The Sound of Sangaile premieres on Sundance’s opening day, Thursday, January 22.
Filmmaker: How and why did you wind up being the cinematographer of your film? What were the factors and attributes that led to your being hired for this job?
Colin: I worked on Alanté Kavaïté’s first feature film, Fissures (Ecoute le Temps) in 2005. It has been a great experience, and we stayed friends ever since.
Filmmaker: What were your artistic goals on this film, and how did you realize them? How did you want your cinematography to enhance the film’s storytelling and treatment of its characters?
Colin: Alanté has a very strong point of view about her story that is mostly told via the images as she does not rely so much on dialogues to deliver it. Sangaile is drowned into her own suffering, and, thanks to a love story, she opens herself to the world, works over her fears and make her dreams come true. Alanté wanted the camera to be static on Sangaile until she frees herself from vertigo and take back her life into her hands. But the camera had to be very fluid for the aerial shots.
Filmmaker: What were the biggest challenges posed by production to those goals?
Colin: The biggest challenge has been to integrate those radical choices into the narration and not make them too literal or obvious. For the aerial shots, it had to be a dizzying vortex. We had to put cameras in the air, on the ground and in the cockpits to shake the spectators and make them fly.
Filmmaker: What camera did you shoot on? Why did you choose the camera that you did? What lenses did you use?

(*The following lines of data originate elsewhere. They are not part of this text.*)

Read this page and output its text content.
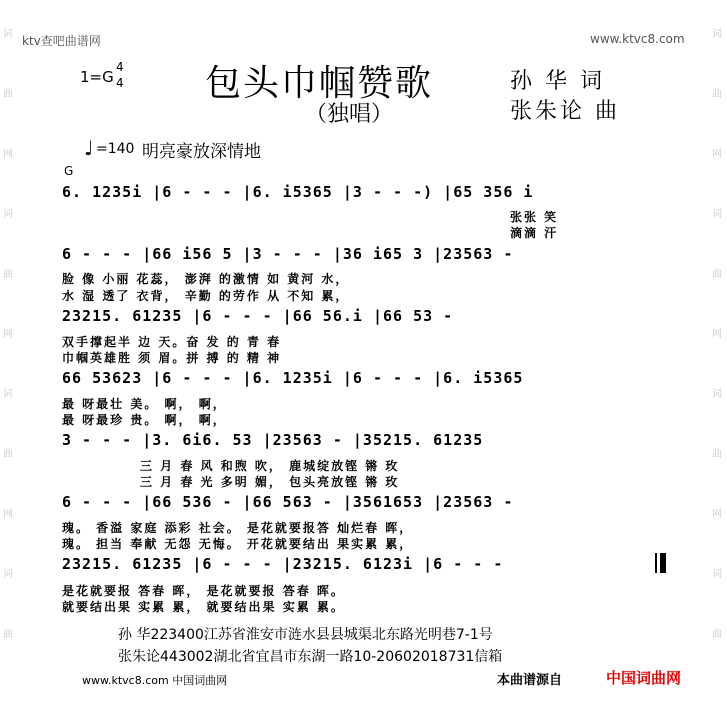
词
曲
网
词
曲
网
词
曲
网
词
曲
词
曲
网
词
曲
网
词
曲
网
词
曲
ktv查吧曲谱网	www.ktvc8.com
1=G
4
4 包头巾帼赞歌
（独唱）
孙 华 词
张朱论 曲
♩ =140 明亮豪放深情地
G
6. 1235i |6 - - - |6. i5365 |3 - - -) |65 356 i
张张 笑
滴滴 汗
6 - - - |66 i56 5 |3 - - - |36 i65 3 |23563 -
脸 像 小丽 花蕊， 澎湃 的激情 如 黄河 水，
水 湿 透了 衣背， 辛勤 的劳作 从 不知 累，
23215. 61235 |6 - - - |66 56.i |66 53 -
双手撑起半 边 天。奋 发 的 青 春
巾帼英雄胜 须 眉。拼 搏 的 精 神
66 53623 |6 - - - |6. 1235i |6 - - - |6. i5365
最 呀最壮 美。 啊， 啊，
最 呀最珍 贵。 啊， 啊，
3 - - - |3. 6i6. 53 |23563 - |35215. 61235
三 月 春 风 和煦 吹， 鹿城绽放铿 锵 玫
三 月 春 光 多明 媚， 包头亮放铿 锵 玫
6 - - - |66 536 - |66 563 - |3561653 |23563 -
瑰。 香溢 家庭 添彩 社会。 是花就要报答 灿烂春 晖，
瑰。 担当 奉献 无怨 无悔。 开花就要结出 果实累 累，
23215. 61235 |6 - - - |23215. 6123i |6 - - -
是花就要报 答春 晖， 是花就要报 答春 晖。
就要结出果 实累 累， 就要结出果 实累 累。
孙 华223400江苏省淮安市涟水县县城渠北东路光明巷7-1号
张朱论443002湖北省宜昌市东湖一路10-20602018731信箱
www.ktvc8.com 中国词曲网	本曲谱源自	中国词曲网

Colin: On the ground we shot with the Sony F55 in 4K raw to get all the possible nuances in the static shots. For the aerial shots, we multiplied the cameras and the formats to have a maximum of options in the various point of views. At the end, we have twelve types of different formats in the final cut. The DI was the biggest challenge.
Filmmaker: Describe your approach to lighting.
Colin: The work on the photography was faithful to the script, subtle but bold. It had to look very naturalistic while being actually artificial and bearing its own emotion. After all, this constraint of having to work on static shot allowed me to work more freely and got me closer to actual photographic work.
Filmmaker: What was the most difficult scene to realize and why? And how did you do it?
Colin: The night scenes next to the lake were difficult because to simulate the moonlight without helium balloons projectors that were not available, I had to invent a system of reflected lights on smaller party helium balloons that worked really well in the end.
Another challenge was for some scenes where we wanted to give the girls all the freedom of improvising while keeping the static shots dogma: I had to be extra fast to catch a series of static close ups with one camera without stopping the action.
Filmmaker: Finally, describe the finishing of the film. How much of your look was “baked in” versus realized in the DI?
Colin: The DI work was intense for the aerial shots to match all the different cameras and find a common film look. For the F55 part, the DI just finalised the choices made on set.